Research In Motion: Holding on for One Last Time
Harsh is a member of The Motley Fool Blog Network -- entries represent the personal opinion of the blogger and are not formally edited.
It seems Research In Motion (NASDAQ: BBRY) is on its way to become a bit-part player in the smartphone game. The latest earnings report is nothing that we didn’t expect and the company’s performance is just getting worse every quarter. Fool analyst Evan Niu gave us a brief snapshot of the company’s earnings and told us why RIM looks like a value trap. But what struck me the most was the roadmap that CEO Thorsten Heins has laid out for the embattled smartphone maker.
Now I will analyze a few aspects of his comments regarding the company’s future and tell you what leads me to think that RIM might become a small time player in this big game.
“The competitive environment has become increasingly challenging…BlackBerry 10 product and platform will address this later this year.”
I will make this point clearer to you since it seems Mr. Heins missed something over here. The environment is not just getting challenging for the company; the environment has already eaten up RIM’s market share tremendously. And this is old news. Take a look at what has happened to RIM's market share over the last two years with the advent of Apple (NASDAQ: AAPL) and Google (NASDAQ: GOOG).
Thus we see that the competition isn't just getting increasingly challenging for RIM, it has already eaten up the company. And I won't count on BlackBerry 10 to arrest RIM's slide. Let me tell you why.
The BlackBerry 10 is expected to be launched sometime in the fall of this year, which means it’s on a collision course with the highly anticipated iPhone 5. This single reason might make the upcoming phones a failure but I will add a few more.

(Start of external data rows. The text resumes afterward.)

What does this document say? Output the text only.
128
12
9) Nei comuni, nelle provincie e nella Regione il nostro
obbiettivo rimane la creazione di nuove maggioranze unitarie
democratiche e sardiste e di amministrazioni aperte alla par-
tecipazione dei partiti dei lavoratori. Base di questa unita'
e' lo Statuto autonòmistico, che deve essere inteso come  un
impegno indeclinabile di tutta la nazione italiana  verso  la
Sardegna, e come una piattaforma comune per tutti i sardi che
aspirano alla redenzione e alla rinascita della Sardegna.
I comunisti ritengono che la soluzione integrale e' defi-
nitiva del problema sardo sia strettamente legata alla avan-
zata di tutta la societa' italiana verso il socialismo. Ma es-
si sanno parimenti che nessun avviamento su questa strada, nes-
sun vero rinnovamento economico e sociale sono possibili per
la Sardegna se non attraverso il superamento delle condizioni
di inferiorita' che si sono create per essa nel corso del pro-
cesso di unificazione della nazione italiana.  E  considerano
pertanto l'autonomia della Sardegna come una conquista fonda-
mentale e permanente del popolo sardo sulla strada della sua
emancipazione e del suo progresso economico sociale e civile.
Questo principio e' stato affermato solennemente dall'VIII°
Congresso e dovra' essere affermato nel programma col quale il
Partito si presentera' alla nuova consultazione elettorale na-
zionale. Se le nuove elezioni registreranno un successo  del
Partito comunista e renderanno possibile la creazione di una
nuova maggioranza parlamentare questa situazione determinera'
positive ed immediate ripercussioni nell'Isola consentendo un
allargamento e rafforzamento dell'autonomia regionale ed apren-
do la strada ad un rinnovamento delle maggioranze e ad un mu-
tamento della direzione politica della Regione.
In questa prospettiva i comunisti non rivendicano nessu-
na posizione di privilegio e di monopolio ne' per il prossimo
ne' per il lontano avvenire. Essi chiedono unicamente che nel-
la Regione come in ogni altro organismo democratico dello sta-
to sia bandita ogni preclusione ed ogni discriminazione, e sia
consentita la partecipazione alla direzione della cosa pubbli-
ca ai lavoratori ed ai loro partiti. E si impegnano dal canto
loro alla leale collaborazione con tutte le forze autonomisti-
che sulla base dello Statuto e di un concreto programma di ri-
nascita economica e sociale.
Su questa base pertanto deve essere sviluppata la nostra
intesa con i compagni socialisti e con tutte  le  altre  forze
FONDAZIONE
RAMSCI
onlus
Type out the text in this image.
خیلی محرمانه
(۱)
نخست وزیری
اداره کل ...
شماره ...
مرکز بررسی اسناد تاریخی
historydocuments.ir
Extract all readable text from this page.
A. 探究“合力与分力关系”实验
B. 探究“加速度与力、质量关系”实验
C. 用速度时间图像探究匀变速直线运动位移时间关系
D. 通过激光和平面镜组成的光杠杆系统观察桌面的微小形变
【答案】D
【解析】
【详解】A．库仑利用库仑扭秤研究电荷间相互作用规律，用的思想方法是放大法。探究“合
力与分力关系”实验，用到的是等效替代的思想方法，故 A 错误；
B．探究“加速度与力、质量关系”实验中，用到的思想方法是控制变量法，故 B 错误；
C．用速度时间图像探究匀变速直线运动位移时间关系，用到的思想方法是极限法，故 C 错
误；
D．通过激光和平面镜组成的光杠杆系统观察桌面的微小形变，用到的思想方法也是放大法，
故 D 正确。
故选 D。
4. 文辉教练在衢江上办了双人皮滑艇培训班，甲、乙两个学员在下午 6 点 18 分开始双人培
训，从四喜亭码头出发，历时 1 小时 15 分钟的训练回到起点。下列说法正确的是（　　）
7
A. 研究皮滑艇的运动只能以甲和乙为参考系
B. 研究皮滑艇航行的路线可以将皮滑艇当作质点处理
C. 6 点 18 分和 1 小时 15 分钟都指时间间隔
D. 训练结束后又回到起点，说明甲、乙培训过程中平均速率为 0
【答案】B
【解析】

Firstly, RIM has been playing with this new platform for quite some time and we saw a glimpse of it in the largely unsuccessful Playbook. So, one can say that the platform has failed its first test. Moreover, by the time the release date comes, Google would have rolled out the latest Android version, i.e. the Ice Cream Sandwich, and Apple’s iPhone would have added another generation of rich user experience to its arsenal, precisely the areas where RIM is lacking.
“We believe that BlackBerry cannot succeed if we try to be everybody's darling and all things to all people… we will seek strong partnerships to deliver those consumer features and content that are not central to the BlackBerry valuable position, for example, media consumption applications.”
The primary reason RIM’s once loyal customer base moved away from it was because they found its phones dour and boring. RIM needs to realize that enterprise customers and professionals don’t use phones just for messaging and emailing nowadays. Content delivery and user experience provided by the platform’s ecosystem play an important role in defining a smartphone’s value proposition. By saying that consumer features aren’t central to brand BlackBerry, I believe Mr. Heins is committing another fundamental mistake over here that might cost RIM dear. This regressive mentality won’t do RIM any favors.
One should applaud the CEO’s candid opinions and pat him on the back for not window-dressing the company’s state of affairs. But his rescue plan seems like a hastily patched-up one (what else can you do in 10 weeks). I did find a few chinks in it and I have outlined two of them above. The only way out for RIM at the moment is the success of the BlackBerry 10 but I have told you why even that may not be a savior.
Research In Motion’s days as a top-notch smartphone maker are coming to an end. The failure of BlackBerry 10 might deal a fatal blow to the company's prospects. And once this last-ditch effort to save RIM turns out to be a blank fire, the company might be put up for sale.
RIM’s investors must have had a good weekend as the shares spiked 7% after Mr. Heins left the possibility of a sale open. However, even that might not be an easy task. Firstly, I don’t think many will be ready to risk their own lives by trying to save a sinking ship. Also, the company’s present $7.6 billion market capitalization will be another hindrance. In addition, the Canadian government will probably put up barriers for RIM’s suitors as it needs them to display how the acquisition will benefit Canada.
But the possibility of scuttling the sinking ship that RIM is and selling its parts remains open. That would surely be a painful end to a once-mighty company who gave us the once-famous BlackBerry smartphone.